Practical Recommendations
The article identifies practical priorities for improving dataset maturity, such as expanded validation capacity and broader demographic participation, which are actionable and relevant for future dataset development.
Demerits
Limited Scope
The analysis is focused solely on the Pashto component of the Common Voice corpus, which may limit the generalizability of the findings to other languages or datasets.
Data Limitations
The study highlights issues such as incomplete gender metadata and skewed age representation, which could affect the reliability and validity of the findings.
Future Projections
The analysis includes projections based on version 24.0 from December 2025, which may not accurately reflect future trends or developments in the dataset.
Expert Commentary
The article provides a valuable and timely analysis of the Pashto Common Voice dataset, highlighting both its rapid growth and the challenges it faces in terms of contributor participation, demographic representation, and data quality.
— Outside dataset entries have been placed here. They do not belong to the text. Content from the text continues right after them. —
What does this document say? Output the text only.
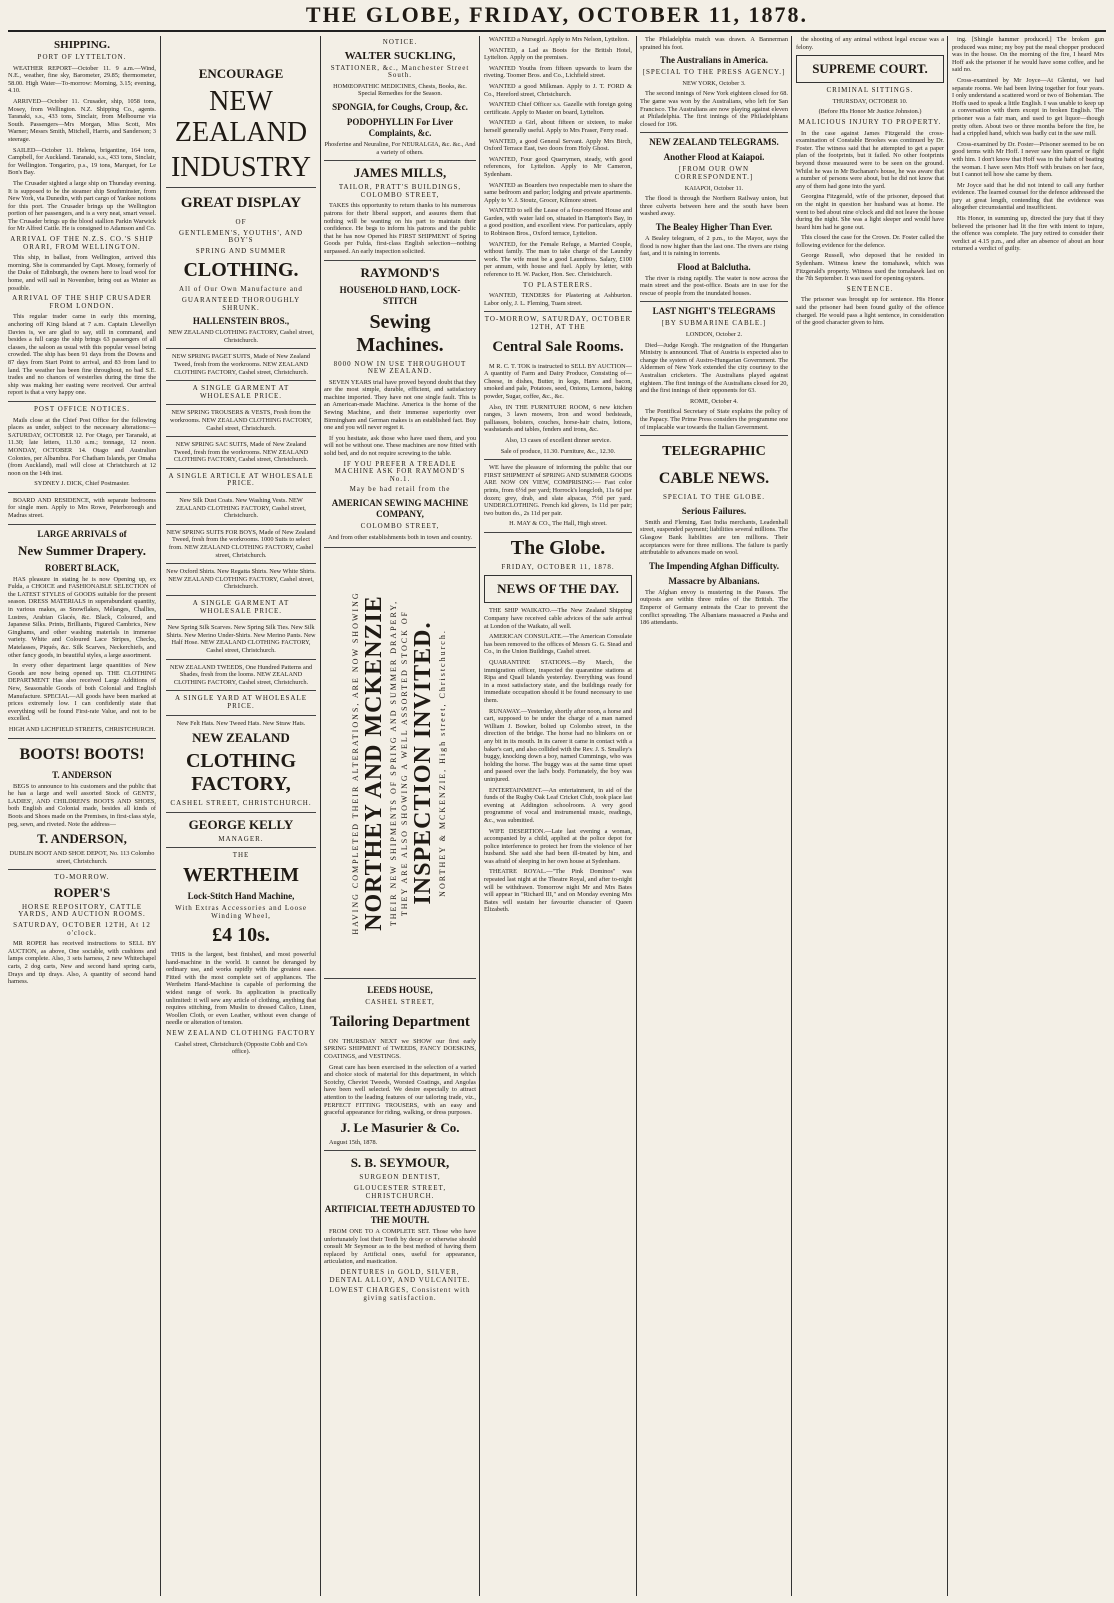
THE GLOBE, FRIDAY, OCTOBER 11, 1878.
SHIPPING.
PORT OF LYTTELTON.

WEATHER REPORT—October 11. 9 a.m.—Wind, N.E., weather, fine sky, Barometer, 29.85; thermometer, 58.00. High Water—To-morrow: Morning, 3.15; evening, 4.10.

ARRIVED—October 11. Crusader, ship, 1058 tons, Mosey, from Wellington. N.Z. Shipping Co., agents. Taranaki, s.s., 433 tons, Sinclair, from Melbourne via South. Passengers—Mrs Morgan, Miss Scott, Mrs Warner; Messrs Smith, Mitchell, Harris, and Sanderson; 3 steerage.

SAILED—October 11. Helena, brigantine, 164 tons, Campbell, for Auckland. Taranaki, s.s., 433 tons, Sinclair, for Wellington. Tongariro, p.s., 19 tons, Marquet, for Le Bon's Bay.

The Crusader sighted a large ship on Thursday evening. It is supposed to be the steamer ship Southminster, from New York, via Dunedin, with part cargo of Yankee notions for this port. The Crusader brings up the Wellington portion of her passengers, and is a very neat, smart vessel. The Crusader brings up the blood stallion Parkin Warwick for Mr Alfred Cattle. He is consigned to Adamson and Co.

ARRIVAL OF THE N.Z.S. CO.'S SHIP ORARI, FROM WELLINGTON.

This ship, in ballast, from Wellington, arrived this morning. She is commanded by Capt. Mosey, formerly of the Duke of Edinburgh, the owners here to load wool for home, and will sail in November, bring out as Winter as possible.

ARRIVAL OF THE SHIP CRUSADER FROM LONDON.

This regular trader came in early this morning, anchoring off King Island at 7 a.m. Captain Llewellyn Davies is, we are glad to say, still in command, and besides a full cargo the ship brings 63 passengers of all classes, the saloon as usual with this popular vessel being crowded. The ship has been 91 days from the Downs and 87 days from Start Point to arrival, and 83 from land to land. The weather has been fine throughout, no bad S.E. trades and no chances of westerlies during the time the ship was making her easting were received. Our arrival report is that a very happy one.

POST OFFICE NOTICES.

Mails close at the Chief Post Office for the following places as under, subject to the necessary alterations:— SATURDAY, OCTOBER 12. For Otago, per Taranaki, at 11.30; late letters, 11.30 a.m.; tonnage, 12 noon. MONDAY, OCTOBER 14. Otago and Australian Colonies, per Albambra. For Chatham Islands, per Omaha (from Auckland), mail will close at Christchurch at 12 noon on the 14th inst.

SYDNEY J. DICK, Chief Postmaster.

BOARD AND RESIDENCE, with separate bedrooms for single men. Apply to Mrs Rowe, Peterborough and Madras street.

LARGE ARRIVALS of
New Summer Drapery.
ROBERT BLACK,

HAS pleasure in stating he is now Opening up, ex Fulda, a CHOICE and FASHIONABLE SELECTION of the LATEST STYLES of GOODS suitable for the present season. DRESS MATERIALS in superabundant quantity, in various makes, as Snowflakes, Mélanges, Challies, Lustres, Arabian Glacés, &c. Black, Coloured, and Japanese Silks. Prints, Brilliants, Figured Cambrics, New Ginghams, and other washing materials in immense variety. White and Coloured Lace Stripes, Checks, Matelasses, Piqués, &c. Silk Scarves, Neckerchiefs, and other fancy goods, in beautiful styles, a large assortment.

In every other department large quantities of New Goods are now being opened up. THE CLOTHING DEPARTMENT Has also received Large Additions of New, Seasonable Goods of both Colonial and English Manufacture. SPECIAL—All goods have been marked at prices extremely low. I can confidently state that everything will be found First-rate Value, and not to be excelled.

HIGH AND LICHFIELD STREETS, CHRISTCHURCH.

BOOTS! BOOTS!
T. ANDERSON

BEGS to announce to his customers and the public that he has a large and well assorted Stock of GENTS', LADIES', AND CHILDREN'S BOOTS AND SHOES, both English and Colonial made, besides all kinds of Boots and Shoes made on the Premises, in first-class style, peg, sewn, and riveted. Note the address—

T. ANDERSON,

DUBLIN BOOT AND SHOE DEPOT, No. 113 Colombo street, Christchurch.

TO-MORROW.
ROPER'S
HORSE REPOSITORY, CATTLE YARDS, AND AUCTION ROOMS.
SATURDAY, OCTOBER 12TH, At 12 o'clock.

MR ROPER has received instructions to SELL BY AUCTION, as above, One sociable, with cushions and lamps complete. Also, 3 sets harness, 2 new Whitechapel carts, 2 dog carts, New and second hand spring carts, Drays and tip drays. Also, A quantity of second hand harness.

ENCOURAGE
NEW ZEALAND
INDUSTRY
GREAT DISPLAY
OF
GENTLEMEN'S, YOUTHS', AND BOY'S
SPRING AND SUMMER
CLOTHING.
All of Our Own Manufacture and
GUARANTEED THOROUGHLY SHRUNK.
HALLENSTEIN BROS.,

NEW ZEALAND CLOTHING FACTORY, Cashel street, Christchurch.

NEW SPRING PAGET SUITS, Made of New Zealand Tweed, fresh from the workrooms. NEW ZEALAND CLOTHING FACTORY, Cashel street, Christchurch.

A SINGLE GARMENT AT WHOLESALE PRICE.

NEW SPRING TROUSERS & VESTS, Fresh from the workrooms. NEW ZEALAND CLOTHING FACTORY, Cashel street, Christchurch.

NEW SPRING SAC SUITS, Made of New Zealand Tweed, fresh from the workrooms. NEW ZEALAND CLOTHING FACTORY, Cashel street, Christchurch.

A SINGLE ARTICLE AT WHOLESALE PRICE.

New Silk Dust Coats. New Washing Vests. NEW ZEALAND CLOTHING FACTORY, Cashel street, Christchurch.

NEW SPRING SUITS FOR BOYS, Made of New Zealand Tweed, fresh from the workrooms. 1000 Suits to select from. NEW ZEALAND CLOTHING FACTORY, Cashel street, Christchurch.

New Oxford Shirts. New Regatta Shirts. New White Shirts. NEW ZEALAND CLOTHING FACTORY, Cashel street, Christchurch.

A SINGLE GARMENT AT WHOLESALE PRICE.

New Spring Silk Scarves. New Spring Silk Ties. New Silk Shirts. New Merino Under-Shirts. New Merino Pants. New Half Hose. NEW ZEALAND CLOTHING FACTORY, Cashel street, Christchurch.

NEW ZEALAND TWEEDS, One Hundred Patterns and Shades, fresh from the looms. NEW ZEALAND CLOTHING FACTORY, Cashel street, Christchurch.

A SINGLE YARD AT WHOLESALE PRICE.

New Felt Hats. New Tweed Hats. New Straw Hats.

NEW ZEALAND
CLOTHING FACTORY,
CASHEL STREET, CHRISTCHURCH.
GEORGE KELLY
MANAGER.
THE
WERTHEIM
Lock-Stitch Hand Machine,
With Extras Accessories and Loose Winding Wheel,
£4 10s.

THIS is the largest, best finished, and most powerful hand-machine in the world. It cannot be deranged by ordinary use, and works rapidly with the greatest ease. Fitted with the most complete set of appliances. The Wertheim Hand-Machine is capable of performing the widest range of work. Its application is practically unlimited: it will sew any article of clothing, anything that requires stitching, from Muslin to dressed Calico, Linen, Woollen Cloth, or even Leather, without even change of needle or alteration of tension.

NEW ZEALAND CLOTHING FACTORY

Cashel street, Christchurch (Opposite Cobb and Co's office).

NOTICE.
WALTER SUCKLING,
STATIONER, &c., Manchester Street South.

HOMŒOPATHIC MEDICINES, Chests, Books, &c. Special Remedies for the Season.

SPONGIA, for Coughs, Croup, &c.
PODOPHYLLIN For Liver Complaints, &c.

Phosferine and Neuraline, For NEURALGIA, &c. &c., And a variety of others.

JAMES MILLS,
TAILOR, PRATT'S BUILDINGS, COLOMBO STREET,

TAKES this opportunity to return thanks to his numerous patrons for their liberal support, and assures them that nothing will be wanting on his part to maintain their confidence. He begs to inform his patrons and the public that he has now Opened his FIRST SHIPMENT of Spring Goods per Fulda, first-class English selection—nothing surpassed. An early inspection solicited.

RAYMOND'S
HOUSEHOLD HAND, LOCK-STITCH
Sewing Machines.
8000 NOW IN USE THROUGHOUT NEW ZEALAND.

SEVEN YEARS trial have proved beyond doubt that they are the most simple, durable, efficient, and satisfactory machine imported. They have not one single fault. This is an American-made Machine. America is the home of the Sewing Machine, and their immense superiority over Birmingham and German makes is an established fact. Buy one and you will never regret it.

If you hesitate, ask those who have used them, and you will not be without one. These machines are now fitted with solid bed, and do not require screwing to the table.

IF YOU PREFER A TREADLE MACHINE ASK FOR RAYMOND'S No.1.
May be had retail from the
AMERICAN SEWING MACHINE COMPANY,
COLOMBO STREET,

And from other establishments both in town and country.

HAVING COMPLETED THEIR ALTERATIONS, ARE NOW SHOWING NORTHEY AND MCKENZIE THEIR NEW SHIPMENTS OF SPRING AND SUMMER DRAPERY, THEY ARE ALSO SHOWING A WELL ASSORTED STOCK OF INSPECTION INVITED. NORTHEY & MCKENZIE, High street, Christchurch.
LEEDS HOUSE,
CASHEL STREET,
Tailoring Department

ON THURSDAY NEXT we SHOW our first early SPRING SHIPMENT of TWEEDS, FANCY DOESKINS, COATINGS, and VESTINGS.

Great care has been exercised in the selection of a varied and choice stock of material for this department, in which Scotchy, Cheviot Tweeds, Worsted Coatings, and Angolas have been well selected. We desire especially to attract attention to the leading features of our tailoring trade, viz., PERFECT FITTING TROUSERS, with an easy and graceful appearance for riding, walking, or dress purposes.

J. Le Masurier & Co.

August 15th, 1878.

S. B. SEYMOUR,
SURGEON DENTIST,
GLOUCESTER STREET, CHRISTCHURCH.
ARTIFICIAL TEETH ADJUSTED TO THE MOUTH.

FROM ONE TO A COMPLETE SET. Those who have unfortunately lost their Teeth by decay or otherwise should consult Mr Seymour as to the best method of having them replaced by Artificial ones, useful for appearance, articulation, and mastication.

DENTURES in GOLD, SILVER, DENTAL ALLOY, AND VULCANITE.
LOWEST CHARGES, Consistent with giving satisfaction.

WANTED a Nursegirl. Apply to Mrs Nelson, Lyttelton.

WANTED, a Lad as Boots for the British Hotel, Lyttelton. Apply on the premises.

WANTED Youths from fifteen upwards to learn the riveting. Toomer Bros. and Co., Lichfield street.

WANTED a good Milkman. Apply to J. T. FORD & Co., Hereford street, Christchurch.

WANTED Chief Officer s.s. Gazelle with foreign going certificate. Apply to Master on board, Lyttelton.

WANTED a Girl, about fifteen or sixteen, to make herself generally useful. Apply to Mrs Fraser, Ferry road.

WANTED, a good General Servant. Apply Mrs Birch, Oxford Terrace East, two doors from Holy Ghost.

WANTED, Four good Quarrymen, steady, with good references, for Lyttelton. Apply to Mr Cameron, Sydenham.

WANTED as Boarders two respectable men to share the same bedroom and parlor; lodging and private apartments. Apply to V. J. Stoutz, Grocer, Kilmore street.

WANTED to sell the Lease of a four-roomed House and Garden, with water laid on, situated in Hampton's Bay, in a good position, and excellent view. For particulars, apply to Robinson Bros., Oxford terrace, Lyttelton.

WANTED, for the Female Refuge, a Married Couple, without family. The man to take charge of the Laundry work. The wife must be a good Laundress. Salary, £100 per annum, with house and fuel. Apply by letter, with reference to H. W. Packer, Hon. Sec. Christchurch.

TO PLASTERERS.

WANTED, TENDERS for Plastering at Ashburton. Labor only, J. L. Fleming, Tuam street.

TO-MORROW, SATURDAY, OCTOBER 12TH, AT THE
Central Sale Rooms.

M R. C. T. TOK is instructed to SELL BY AUCTION— A quantity of Farm and Dairy Produce, Consisting of— Cheese, in dishes, Butter, in kegs, Hams and bacon, smoked and pale, Potatoes, seed, Onions, Lemons, baking powder, Sugar, coffee, &c., &c.

Also, IN THE FURNITURE ROOM, 6 new kitchen ranges, 3 lawn mowers, Iron and wood bedsteads, palliasses, bolsters, couches, horse-hair chairs, lotions, washstands and tables, fenders and irons, &c.

Also, 13 cases of excellent dinner service.

Sale of produce, 11.30. Furniture, &c., 12.30.

WE have the pleasure of informing the public that our FIRST SHIPMENT of SPRING AND SUMMER GOODS ARE NOW ON VIEW, COMPRISING:— Fast color prints, from 6½d per yard; Horrock's longcloth, 11s 6d per dozen; grey, drab, and slate alpacas, 7½d per yard. UNDERCLOTHING. French kid gloves, 1s 11d per pair; two button do., 2s 11d per pair.

H. MAY & CO., The Hall, High street.

The Globe.
FRIDAY, OCTOBER 11, 1878.
NEWS OF THE DAY.

THE SHIP WAIKATO.—The New Zealand Shipping Company have received cable advices of the safe arrival at London of the Waikato, all well.

AMERICAN CONSULATE.—The American Consulate has been removed to the offices of Messrs G. G. Stead and Co., in the Union Buildings, Cashel street.

QUARANTINE STATIONS.—By March, the immigration officer, inspected the quarantine stations at Ripa and Quail Islands yesterday. Everything was found in a most satisfactory state, and the buildings ready for immediate occupation should it be found necessary to use them.

RUNAWAY.—Yesterday, shortly after noon, a horse and cart, supposed to be under the charge of a man named William J. Bowker, bolted up Colombo street, in the direction of the bridge. The horse had no blinkers on or any bit in its mouth. In its career it came in contact with a baker's cart, and also collided with the Rev. J. S. Smalley's buggy, knocking down a boy, named Cummings, who was holding the horse. The buggy was at the same time upset and passed over the lad's body. Fortunately, the boy was uninjured.

ENTERTAINMENT.—An entertainment, in aid of the funds of the Rugby Oak Leaf Cricket Club, took place last evening at Addington schoolroom. A very good programme of vocal and instrumental music, readings, &c., was submitted.

WIFE DESERTION.—Late last evening a woman, accompanied by a child, applied at the police depot for police interference to protect her from the violence of her husband. She said she had been ill-treated by him, and was afraid of sleeping in her own house at Sydenham.

THEATRE ROYAL.—"The Pink Dominos" was repeated last night at the Theatre Royal, and after to-night will be withdrawn. Tomorrow night Mr and Mrs Bates will appear in "Richard III," and on Monday evening Mrs Bates will sustain her favourite character of Queen Elizabeth.

The Philadelphia match was drawn. A Bannerman sprained his foot.

The Australians in America.
[SPECIAL TO THE PRESS AGENCY.]

NEW YORK, October 3.

The second innings of New York eighteen closed for 68. The game was won by the Australians, who left for San Francisco. The Australians are now playing against eleven at Philadelphia. The first innings of the Philadelphians closed for 196.

NEW ZEALAND TELEGRAMS.
Another Flood at Kaiapoi.
[FROM OUR OWN CORRESPONDENT.]

KAIAPOI, October 11.

The flood is through the Northern Railway union, but three culverts between here and the south have been washed away.

The Bealey Higher Than Ever.

A Bealey telegram, of 2 p.m., to the Mayor, says the flood is now higher than the last one. The rivers are rising fast, and it is raining in torrents.

Flood at Balclutha.

The river is rising rapidly. The water is now across the main street and the post-office. Boats are in use for the rescue of people from the inundated houses.

LAST NIGHT'S TELEGRAMS
[BY SUBMARINE CABLE.]

LONDON, October 2.

Died—Judge Keogh. The resignation of the Hungarian Ministry is announced. That of Austria is expected also to change the system of Austro-Hungarian Government. The Aldermen of New York extended the city courtesy to the Australian cricketers. The Australians played against eighteen. The first innings of the Australians closed for 20, and the first innings of their opponents for 63.

ROME, October 4.

The Pontifical Secretary of State explains the policy of the Papacy. The Prime Press considers the programme one of implacable war towards the Italian Government.

TELEGRAPHIC
CABLE NEWS.
SPECIAL TO THE GLOBE.
Serious Failures.

Smith and Fleming, East India merchants, Leadenhall street, suspended payment; liabilities several millions. The Glasgow Bank liabilities are ten millions. Their acceptances were for three millions. The failure is partly attributable to advances made on wool.

The Impending Afghan Difficulty.
Massacre by Albanians.

The Afghan envoy is mustering in the Passes. The outposts are within three miles of the British. The Emperor of Germany entreats the Czar to prevent the conflict spreading. The Albanians massacred a Pasha and 186 attendants.

the shooting of any animal without legal excuse was a felony.

SUPREME COURT.
CRIMINAL SITTINGS.

THURSDAY, OCTOBER 10.

(Before His Honor Mr Justice Johnston.)

MALICIOUS INJURY TO PROPERTY.

In the case against James Fitzgerald the cross-examination of Constable Brookes was continued by Dr. Foster. The witness said that he attempted to get a paper plan of the footprints, but it failed. No other footprints beyond those measured were to be seen on the ground. Whilst he was in Mr Buchanan's house, he was aware that a number of persons were about, but he did not know that any of them had gone into the yard.

Georgina Fitzgerald, wife of the prisoner, deposed that on the night in question her husband was at home. He went to bed about nine o'clock and did not leave the house during the night. She was a light sleeper and would have heard him had he gone out.

This closed the case for the Crown. Dr. Foster called the following evidence for the defence.

George Russell, who deposed that he resided in Sydenham. Witness knew the tomahawk, which was Fitzgerald's property. Witness used the tomahawk last on the 7th September. It was used for opening oysters.

SENTENCE.

The prisoner was brought up for sentence. His Honor said the prisoner had been found guilty of the offence charged. He would pass a light sentence, in consideration of the good character given to him.

ing. [Shingle hammer produced.] The broken gun produced was mine; my boy put the meal chopper produced was in the house. On the morning of the fire, I heard Mrs Hoff ask the prisoner if he would have some coffee, and he said no.

Cross-examined by Mr Joyce—At Glentui, we had separate rooms. We had been living together for four years. I only understand a scattered word or two of Bohemian. The Hoffs used to speak a little English. I was unable to keep up a conversation with them except in broken English. The prisoner was a fair man, and used to get liquor—though pretty often. About two or three months before the fire, he had a crippled hand, which was badly cut in the saw mill.

Cross-examined by Dr. Foster—Prisoner seemed to be on good terms with Mr Hoff. I never saw him quarrel or fight with him. I don't know that Hoff was in the habit of beating the woman. I have seen Mrs Hoff with bruises on her face, but I cannot tell how she came by them.

Mr Joyce said that he did not intend to call any further evidence. The learned counsel for the defence addressed the jury at great length, contending that the evidence was altogether circumstantial and insufficient.

His Honor, in summing up, directed the jury that if they believed the prisoner had lit the fire with intent to injure, the offence was complete. The jury retired to consider their verdict at 4.15 p.m., and after an absence of about an hour returned a verdict of guilty.
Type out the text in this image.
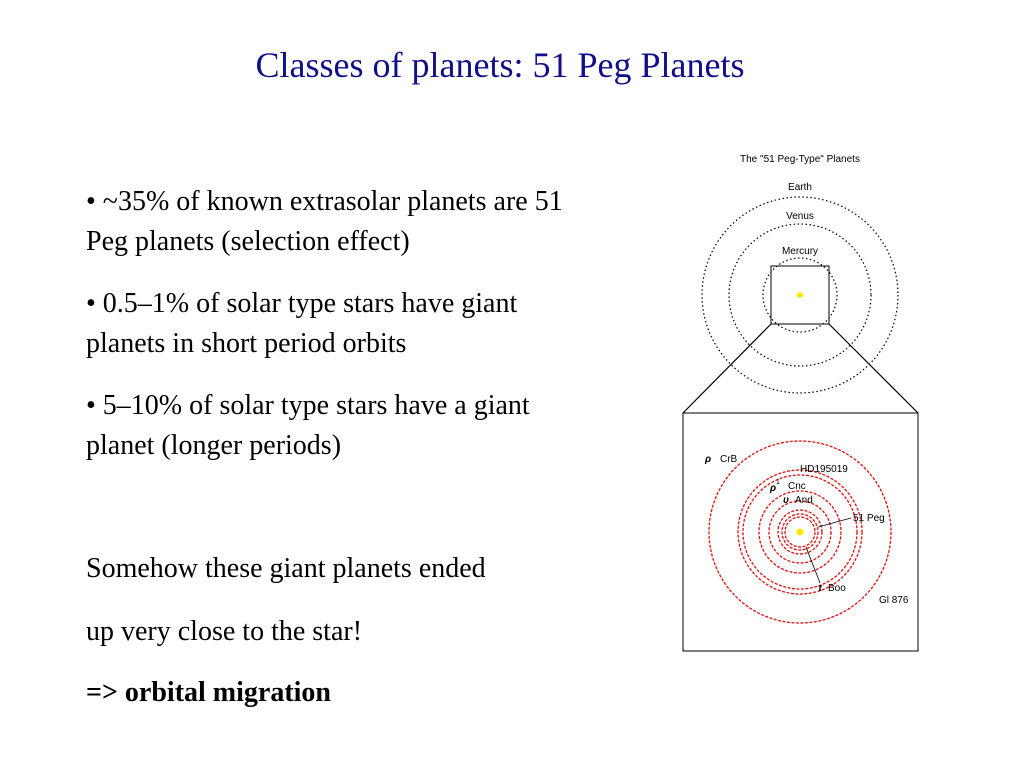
Classes of planets: 51 Peg Planets
• ~35% of known extrasolar planets are 51 Peg planets (selection effect)
• 0.5–1% of solar type stars have giant planets in short period orbits
• 5–10% of solar type stars have a giant planet (longer periods)
Somehow these giant planets ended
up very close to the star!
=> orbital migration
The "51 Peg-Type" Planets
Earth
Venus
Mercury
ρ CrB
HD195019
ρ
1 Cnc
υ And
51 Peg
τ Boo
Gl 876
The study's rigorous methodology and comprehensive analysis offer important insights for researchers and practitioners working on ASR systems for underrepresented languages. The findings underscore the need for expanded validation capacity and broader demographic participation to improve dataset maturity. Additionally, the article's practical recommendations are actionable and relevant for future dataset development. However, the study's limited scope and data limitations should be considered when interpreting the results. Overall, this analysis contributes significantly to the ongoing efforts to address language representation and data quality in the development of ASR systems.
Recommendations
- ✓ Expand validation capacity to ensure the quality and reliability of the dataset.
- ✓ Promote broader demographic participation to improve the representativeness of the dataset.